Alice was very glad to find her in such a
pleasant temper, and thought to herself
that perhaps it was only the pepper that
had made her so savage when they met in the
kitchen.
'When I'M a Duchess,' she said to herself,
(not in a very hopeful tone though), 'I
won't have any pepper in my kitchen AT ALL.

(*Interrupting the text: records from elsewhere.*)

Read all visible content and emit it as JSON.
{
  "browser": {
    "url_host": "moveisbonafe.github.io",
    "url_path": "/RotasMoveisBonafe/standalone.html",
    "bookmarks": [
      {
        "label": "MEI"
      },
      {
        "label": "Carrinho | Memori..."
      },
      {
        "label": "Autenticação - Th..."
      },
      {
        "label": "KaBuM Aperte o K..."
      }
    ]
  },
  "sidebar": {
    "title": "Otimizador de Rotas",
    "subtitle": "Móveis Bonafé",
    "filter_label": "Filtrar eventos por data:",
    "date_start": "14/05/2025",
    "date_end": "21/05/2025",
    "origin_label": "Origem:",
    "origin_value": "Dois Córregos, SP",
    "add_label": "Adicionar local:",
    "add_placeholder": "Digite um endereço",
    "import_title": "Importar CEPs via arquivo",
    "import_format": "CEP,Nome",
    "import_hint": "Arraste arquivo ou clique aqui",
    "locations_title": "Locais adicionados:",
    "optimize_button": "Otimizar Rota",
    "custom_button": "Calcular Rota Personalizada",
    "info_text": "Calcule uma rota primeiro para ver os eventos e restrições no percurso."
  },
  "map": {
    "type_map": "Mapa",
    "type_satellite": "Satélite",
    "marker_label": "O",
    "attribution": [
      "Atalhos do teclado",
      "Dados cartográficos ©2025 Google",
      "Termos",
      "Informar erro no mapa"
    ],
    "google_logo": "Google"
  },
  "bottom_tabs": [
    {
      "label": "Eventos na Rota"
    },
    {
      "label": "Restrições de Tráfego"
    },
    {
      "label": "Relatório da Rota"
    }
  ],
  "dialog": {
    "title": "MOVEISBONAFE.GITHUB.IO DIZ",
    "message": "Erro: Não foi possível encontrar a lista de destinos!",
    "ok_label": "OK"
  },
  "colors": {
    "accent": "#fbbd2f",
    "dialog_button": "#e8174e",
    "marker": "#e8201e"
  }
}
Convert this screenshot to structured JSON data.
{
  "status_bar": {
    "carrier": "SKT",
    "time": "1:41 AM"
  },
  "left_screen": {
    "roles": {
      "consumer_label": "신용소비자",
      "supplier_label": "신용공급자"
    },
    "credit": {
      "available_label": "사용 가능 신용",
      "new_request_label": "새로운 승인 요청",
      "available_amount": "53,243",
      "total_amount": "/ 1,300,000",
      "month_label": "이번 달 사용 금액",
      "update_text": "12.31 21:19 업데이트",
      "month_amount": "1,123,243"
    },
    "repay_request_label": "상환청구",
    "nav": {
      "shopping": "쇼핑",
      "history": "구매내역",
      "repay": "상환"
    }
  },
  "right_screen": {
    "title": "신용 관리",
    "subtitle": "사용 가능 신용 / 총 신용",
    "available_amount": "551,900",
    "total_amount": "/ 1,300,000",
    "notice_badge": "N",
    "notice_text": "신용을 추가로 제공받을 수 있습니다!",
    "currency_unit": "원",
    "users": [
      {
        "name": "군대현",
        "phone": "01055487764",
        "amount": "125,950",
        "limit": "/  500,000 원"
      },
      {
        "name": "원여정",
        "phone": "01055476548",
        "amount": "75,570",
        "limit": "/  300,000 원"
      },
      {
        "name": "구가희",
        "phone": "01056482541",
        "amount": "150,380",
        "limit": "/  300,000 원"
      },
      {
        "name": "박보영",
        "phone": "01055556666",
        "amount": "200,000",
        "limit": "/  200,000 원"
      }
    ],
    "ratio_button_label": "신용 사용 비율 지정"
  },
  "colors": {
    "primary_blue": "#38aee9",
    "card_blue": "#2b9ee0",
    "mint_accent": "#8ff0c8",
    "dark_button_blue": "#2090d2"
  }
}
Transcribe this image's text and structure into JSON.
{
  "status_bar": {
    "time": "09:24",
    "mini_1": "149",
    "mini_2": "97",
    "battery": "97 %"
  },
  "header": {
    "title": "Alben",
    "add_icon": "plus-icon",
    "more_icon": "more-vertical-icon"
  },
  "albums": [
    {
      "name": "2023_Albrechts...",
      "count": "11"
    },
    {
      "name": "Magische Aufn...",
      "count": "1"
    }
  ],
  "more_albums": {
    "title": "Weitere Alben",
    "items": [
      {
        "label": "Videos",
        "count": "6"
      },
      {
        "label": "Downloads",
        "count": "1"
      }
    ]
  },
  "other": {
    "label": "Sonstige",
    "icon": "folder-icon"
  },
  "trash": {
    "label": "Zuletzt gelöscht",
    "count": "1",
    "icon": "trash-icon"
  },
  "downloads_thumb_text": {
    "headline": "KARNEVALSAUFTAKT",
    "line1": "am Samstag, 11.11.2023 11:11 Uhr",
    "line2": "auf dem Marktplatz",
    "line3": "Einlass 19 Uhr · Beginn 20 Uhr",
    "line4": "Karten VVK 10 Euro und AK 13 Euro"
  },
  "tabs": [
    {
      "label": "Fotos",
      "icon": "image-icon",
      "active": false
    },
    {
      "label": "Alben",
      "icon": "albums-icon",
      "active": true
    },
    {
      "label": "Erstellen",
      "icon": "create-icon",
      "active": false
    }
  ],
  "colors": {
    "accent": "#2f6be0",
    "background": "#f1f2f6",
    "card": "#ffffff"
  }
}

Soup does very well without--Maybe it's
always pepper that makes people hot-
tempered,' she went on, very much pleased
at having found out a new kind of rule,
'and vinegar that makes them sour--and
camomile that makes them bitter--and--and
barley-sugar and such things that make
children sweet-tempered.
I only wish people knew that: then they
wouldn't be so stingy about it, you know--'
She had quite forgotten the Duchess by this
time, and was a little startled when she
heard her voice close to her ear.
'You're thinking about something, my dear,
and that makes you forget to talk.
I can't tell you just now what the moral of
that is, but I shall remember it in a bit.'
'Perhaps it hasn't one,' Alice ventured to
remark.
'Tut, tut, child!' said the Duchess.
'Everything's got a moral, if only you can
find it.'
And she squeezed herself up closer to
Alice's side as she spoke.
Alice did not much like keeping so close to
her: first, because the Duchess was VERY
ugly; and secondly, because she was exactly
the right height to rest her chin upon
Alice's shoulder, and it was an
uncomfortably sharp chin.
However, she did not like to be rude, so
she bore it as well as she could.
'The game's going on rather better now,'
she said, by way of keeping up the
conversation a little.
''Tis so,' said the Duchess: 'and the moral
of that is--"Oh, 'tis love, 'tis love, that
makes the world go round!"'
'Somebody said,' Alice whispered, 'that
it's done by everybody minding their own
business!'
'Ah, well!
It means much the same thing,' said the
Duchess, digging her sharp little chin into
Alice's shoulder as she added, 'and the
moral of THAT is--"Take care of the sense,
and the sounds will take care of
themselves."'
'How fond she is of finding morals in
things!'
Alice thought to herself.
'I dare say you're wondering why I don't
put my arm round your waist,' the Duchess
said after a pause: 'the reason is, that
I'm doubtful about the temper of your
flamingo.
Shall I try the experiment?'
'HE might bite,' Alice cautiously replied,
not feeling at all anxious to have the
experiment tried.
'Very true,' said the Duchess: 'flamingoes
and mustard both bite.
And the moral of that is--"Birds of a
feather flock together."'
'Only mustard isn't a bird,' Alice
remarked.
'Right, as usual,' said the Duchess: 'what
a clear way you have of putting things!'
'It's a mineral, I THINK,' said Alice.
'Of course it is,' said the Duchess, who
seemed ready to agree to everything that
Alice said; 'there's a large mustard-mine
near here.
And the moral of that is--"The more there
is of mine, the less there is of yours."'
'Oh, I know!' exclaimed Alice, who had not
attended to this last remark, 'it's a
vegetable.
It doesn't look like one, but it is.'
'I quite agree with you,' said the Duchess;
'and the moral of that is--"Be what you
would seem to be"--or if you'd like it put
more simply--"Never imagine yourself not to
be otherwise than what it might appear to
others that what you were or might have
been was not otherwise than what you had
been would have appeared to them to be
otherwise."'
'I think I should understand that better,'
Alice said very politely, 'if I had it
written down: but I can't quite follow it
as you say it.'
'That's nothing to what I could say if I
chose,' the Duchess replied, in a pleased
tone.
'Pray don't trouble yourself to say it any
longer than that,' said Alice.
'Oh, don't talk about trouble!' said the
Duchess.
'I make you a present of everything I've
said as yet.'
'A cheap sort of present!' thought Alice.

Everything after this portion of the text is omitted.